My Chart Will Go On

How we built our in-house Visualization library at Botify

Being a SaaS business providing intelligent data to customers, Botify has always had a need for beautiful, expressive, and pertinent visualizations. The core of our business relies on providing a meaningful way for our customers to understand, analyze, and dissect the metrics we compute for them.

If they can dream it, we can build it

At Botify we believe Engineering to be at the service of the Product team: we don’t like to say “no”. If they can dream it, we can build it.

On some days, all we need is a simple pie chart representing the breakdown of the HTTP code of crawled pages. Other days call for more complex year-over-year weighted double-axis multi-line chart measuring variations in impressions vs clicks for a given keyword.

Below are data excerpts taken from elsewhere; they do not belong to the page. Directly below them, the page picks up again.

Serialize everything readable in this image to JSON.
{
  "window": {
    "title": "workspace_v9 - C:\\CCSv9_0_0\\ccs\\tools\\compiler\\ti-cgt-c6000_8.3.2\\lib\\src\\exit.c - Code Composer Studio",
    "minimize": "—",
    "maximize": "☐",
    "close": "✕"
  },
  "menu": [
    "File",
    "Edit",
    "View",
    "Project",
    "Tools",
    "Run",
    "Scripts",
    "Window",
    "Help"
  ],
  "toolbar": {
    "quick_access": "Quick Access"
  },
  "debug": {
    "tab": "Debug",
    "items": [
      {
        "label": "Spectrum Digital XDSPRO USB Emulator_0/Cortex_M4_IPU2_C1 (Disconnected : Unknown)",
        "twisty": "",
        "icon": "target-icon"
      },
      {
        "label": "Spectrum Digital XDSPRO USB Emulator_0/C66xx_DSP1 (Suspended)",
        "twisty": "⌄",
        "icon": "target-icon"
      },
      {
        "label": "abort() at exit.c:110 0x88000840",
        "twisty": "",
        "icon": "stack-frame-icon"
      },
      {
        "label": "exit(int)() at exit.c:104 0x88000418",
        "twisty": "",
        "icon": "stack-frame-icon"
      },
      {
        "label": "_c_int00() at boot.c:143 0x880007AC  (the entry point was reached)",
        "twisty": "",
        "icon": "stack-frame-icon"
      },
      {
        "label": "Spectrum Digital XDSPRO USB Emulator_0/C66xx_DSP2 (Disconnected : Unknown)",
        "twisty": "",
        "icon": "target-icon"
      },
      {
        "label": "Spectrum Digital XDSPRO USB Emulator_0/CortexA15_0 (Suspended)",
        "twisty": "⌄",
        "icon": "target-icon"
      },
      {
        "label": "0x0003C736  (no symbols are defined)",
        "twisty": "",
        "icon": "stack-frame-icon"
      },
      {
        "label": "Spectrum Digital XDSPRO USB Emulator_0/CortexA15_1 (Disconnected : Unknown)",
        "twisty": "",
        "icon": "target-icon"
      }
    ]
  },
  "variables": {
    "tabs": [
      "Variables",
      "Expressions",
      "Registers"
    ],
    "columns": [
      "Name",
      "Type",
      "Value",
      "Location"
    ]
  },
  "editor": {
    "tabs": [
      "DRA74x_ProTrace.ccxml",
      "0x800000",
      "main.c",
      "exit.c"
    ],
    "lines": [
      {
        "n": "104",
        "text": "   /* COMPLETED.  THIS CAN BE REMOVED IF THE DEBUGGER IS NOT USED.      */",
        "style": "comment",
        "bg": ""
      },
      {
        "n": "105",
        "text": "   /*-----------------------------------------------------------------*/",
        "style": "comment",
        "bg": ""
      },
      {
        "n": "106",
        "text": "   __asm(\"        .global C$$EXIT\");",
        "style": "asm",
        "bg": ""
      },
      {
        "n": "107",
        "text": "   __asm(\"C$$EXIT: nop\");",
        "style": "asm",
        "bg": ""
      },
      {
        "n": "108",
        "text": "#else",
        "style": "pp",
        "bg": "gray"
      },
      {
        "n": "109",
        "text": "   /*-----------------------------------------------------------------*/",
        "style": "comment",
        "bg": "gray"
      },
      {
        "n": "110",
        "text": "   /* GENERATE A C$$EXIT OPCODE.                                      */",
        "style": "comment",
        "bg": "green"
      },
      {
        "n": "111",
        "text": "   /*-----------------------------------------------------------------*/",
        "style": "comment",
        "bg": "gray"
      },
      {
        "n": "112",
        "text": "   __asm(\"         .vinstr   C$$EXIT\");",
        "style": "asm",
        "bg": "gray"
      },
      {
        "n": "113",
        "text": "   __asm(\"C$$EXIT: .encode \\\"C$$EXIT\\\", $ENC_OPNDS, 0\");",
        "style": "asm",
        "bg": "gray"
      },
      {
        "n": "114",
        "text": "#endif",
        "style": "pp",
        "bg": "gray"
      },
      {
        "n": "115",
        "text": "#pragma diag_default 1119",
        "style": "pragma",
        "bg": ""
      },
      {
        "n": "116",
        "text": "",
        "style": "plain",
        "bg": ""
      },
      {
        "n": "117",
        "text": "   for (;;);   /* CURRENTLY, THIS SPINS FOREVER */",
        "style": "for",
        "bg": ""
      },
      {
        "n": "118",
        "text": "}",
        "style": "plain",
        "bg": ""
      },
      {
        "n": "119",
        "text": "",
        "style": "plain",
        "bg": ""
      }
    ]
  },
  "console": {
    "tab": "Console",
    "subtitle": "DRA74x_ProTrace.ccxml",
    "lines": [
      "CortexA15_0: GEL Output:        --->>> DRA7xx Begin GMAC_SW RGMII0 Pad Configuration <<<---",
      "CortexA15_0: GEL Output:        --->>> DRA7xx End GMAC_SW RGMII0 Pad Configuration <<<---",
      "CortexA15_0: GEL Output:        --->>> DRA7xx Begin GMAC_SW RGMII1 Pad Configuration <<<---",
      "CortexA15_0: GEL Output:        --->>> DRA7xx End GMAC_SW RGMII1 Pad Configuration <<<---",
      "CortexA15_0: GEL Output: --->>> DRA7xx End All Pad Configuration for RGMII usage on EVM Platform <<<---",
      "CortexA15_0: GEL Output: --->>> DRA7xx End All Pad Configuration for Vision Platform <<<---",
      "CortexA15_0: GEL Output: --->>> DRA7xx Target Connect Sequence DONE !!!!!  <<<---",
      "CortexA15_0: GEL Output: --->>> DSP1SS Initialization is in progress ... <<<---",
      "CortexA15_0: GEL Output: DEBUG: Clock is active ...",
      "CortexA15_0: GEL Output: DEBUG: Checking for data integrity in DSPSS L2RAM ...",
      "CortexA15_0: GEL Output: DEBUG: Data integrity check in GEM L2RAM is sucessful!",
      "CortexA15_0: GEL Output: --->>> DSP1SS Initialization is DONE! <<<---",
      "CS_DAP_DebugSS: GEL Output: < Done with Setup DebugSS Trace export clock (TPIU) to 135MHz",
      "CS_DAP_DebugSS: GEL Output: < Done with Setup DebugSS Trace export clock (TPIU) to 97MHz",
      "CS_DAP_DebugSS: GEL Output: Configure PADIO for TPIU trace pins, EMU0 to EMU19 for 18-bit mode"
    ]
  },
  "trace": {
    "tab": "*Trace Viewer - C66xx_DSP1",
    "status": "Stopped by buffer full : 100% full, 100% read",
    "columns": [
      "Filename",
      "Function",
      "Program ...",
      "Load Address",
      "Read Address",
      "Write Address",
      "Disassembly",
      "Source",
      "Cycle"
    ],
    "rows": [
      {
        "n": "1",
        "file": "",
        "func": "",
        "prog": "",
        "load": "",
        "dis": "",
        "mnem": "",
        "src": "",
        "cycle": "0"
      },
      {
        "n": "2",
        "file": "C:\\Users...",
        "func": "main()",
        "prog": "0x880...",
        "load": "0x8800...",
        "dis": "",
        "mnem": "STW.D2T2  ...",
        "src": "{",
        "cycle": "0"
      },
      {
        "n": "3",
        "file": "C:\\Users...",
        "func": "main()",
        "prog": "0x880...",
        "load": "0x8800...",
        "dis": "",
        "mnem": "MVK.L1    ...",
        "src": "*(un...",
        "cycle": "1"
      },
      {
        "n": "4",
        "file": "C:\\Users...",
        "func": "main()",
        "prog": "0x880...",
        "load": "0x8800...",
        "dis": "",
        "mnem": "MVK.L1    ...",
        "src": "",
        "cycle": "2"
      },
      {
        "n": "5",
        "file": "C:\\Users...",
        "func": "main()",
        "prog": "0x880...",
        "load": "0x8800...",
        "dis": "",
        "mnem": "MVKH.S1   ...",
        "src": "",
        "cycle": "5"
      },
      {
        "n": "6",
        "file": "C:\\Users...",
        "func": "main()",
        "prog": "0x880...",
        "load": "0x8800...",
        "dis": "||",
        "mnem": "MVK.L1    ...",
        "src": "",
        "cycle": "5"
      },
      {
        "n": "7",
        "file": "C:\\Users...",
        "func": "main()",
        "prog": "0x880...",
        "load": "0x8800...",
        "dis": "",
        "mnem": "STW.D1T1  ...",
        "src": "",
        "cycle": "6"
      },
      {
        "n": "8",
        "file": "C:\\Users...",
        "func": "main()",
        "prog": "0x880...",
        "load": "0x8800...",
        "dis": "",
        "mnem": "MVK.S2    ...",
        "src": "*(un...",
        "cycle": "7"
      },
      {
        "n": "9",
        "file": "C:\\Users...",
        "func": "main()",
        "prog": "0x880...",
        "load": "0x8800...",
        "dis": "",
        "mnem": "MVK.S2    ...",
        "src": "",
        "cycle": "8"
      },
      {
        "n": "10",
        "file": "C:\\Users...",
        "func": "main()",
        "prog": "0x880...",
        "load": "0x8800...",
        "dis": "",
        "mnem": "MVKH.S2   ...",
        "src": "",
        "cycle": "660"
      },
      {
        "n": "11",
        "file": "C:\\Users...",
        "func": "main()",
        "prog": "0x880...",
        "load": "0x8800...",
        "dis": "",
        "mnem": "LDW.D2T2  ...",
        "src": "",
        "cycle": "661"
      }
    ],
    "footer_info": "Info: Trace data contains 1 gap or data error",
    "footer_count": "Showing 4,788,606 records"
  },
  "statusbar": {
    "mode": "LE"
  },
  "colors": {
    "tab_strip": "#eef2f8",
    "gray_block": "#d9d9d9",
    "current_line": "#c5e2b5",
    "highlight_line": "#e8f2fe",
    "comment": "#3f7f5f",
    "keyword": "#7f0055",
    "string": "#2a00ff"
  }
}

We wrote a JavaScript library to handle all of the heavy lifting for us, commonize most behaviors between charts, and provide a stable, clean, easy to understand API for writing, from very simple to extremely complex, charts. How do you build a charting library in 2020?

We wanted to take some time in this article to give readers a tour of our Visualization library, but more importantly to share the history and choices that brought us to this implementation. We started writing JavaScript charts for the visualization of the Botify datamodel in 2012, and we are still adding new charts to our platform today in 2020. What’s changed in 8 years, what hasn’t, and how did we get here?

Where Do Broken Charts Go?

State of the Chart in 2012

When writing code in general, but especially when writing libraries, or “code for code”, one’s first implementation is rarely the right one. They say DRY (“Don’t Repeat Yourself”) but at Botify we strongly believe in WET, for “Write Everything Twice”.

We’ve often found that it’s only in the second (or third, fourth, or nth) that we adopt better solutions, because we’ve learned from our mistakes. Here are a few of our mistakes, made when we built our first charts and visualizations in Botify.

Different stacks, same ideas

First, a bit of context. The Botify frontend displayed to our customers was initially built in 2012, using Chaplin, a CoffeeScript wrapper library for architecturing Backbone.js applications.

Around 2014, we found React and fell in love with its ability to describe interfaces with low complexity and an expressive language. We started writing some of our Chaplin Views using React components, and started building charts in React instead of Chaplin.

No matter the framework, using Chaplin Views or React Components, the approach was always the same. We maintained clear separation between the code that fetches the data and the code that displays it.

Chaplin being an MVC framework, our charts had explicit models and views:

The model, expressing the API query, and its transformation
The view, expressing how this data should be displayed

When we started writing charts in React, the framework changed but the architecture remained. Each chart was now expressed with the following props:

buildQuery, which constructs an API query
adaptResponse, which adapts the API response to a common format
viewType, which indicates what kind of chart to render

The Good: Charts as code

In both systems, each chart is expressed as code, which has quite a few advantages:

Flexibility — When a custom behavior is required, it is only a matter of adding a few conditions or lines of code, and we’re good to go.
Low barrier of entry — Because charts are expressed as code, newcomers can immediately dive in, without having to learn a new syntax.
Debuggability — It is very easy to pause execution where necessary, in order to inspect what is happening, because once again, we’re dealing with code.

The Bad: Code duplication

Although it allowed us to quickly address new needs by writing more code, it also led to a lot of duplication, too much code, and ultimately an unmaintainable system. This process wasn’t working anymore, and was frustrating our engineers.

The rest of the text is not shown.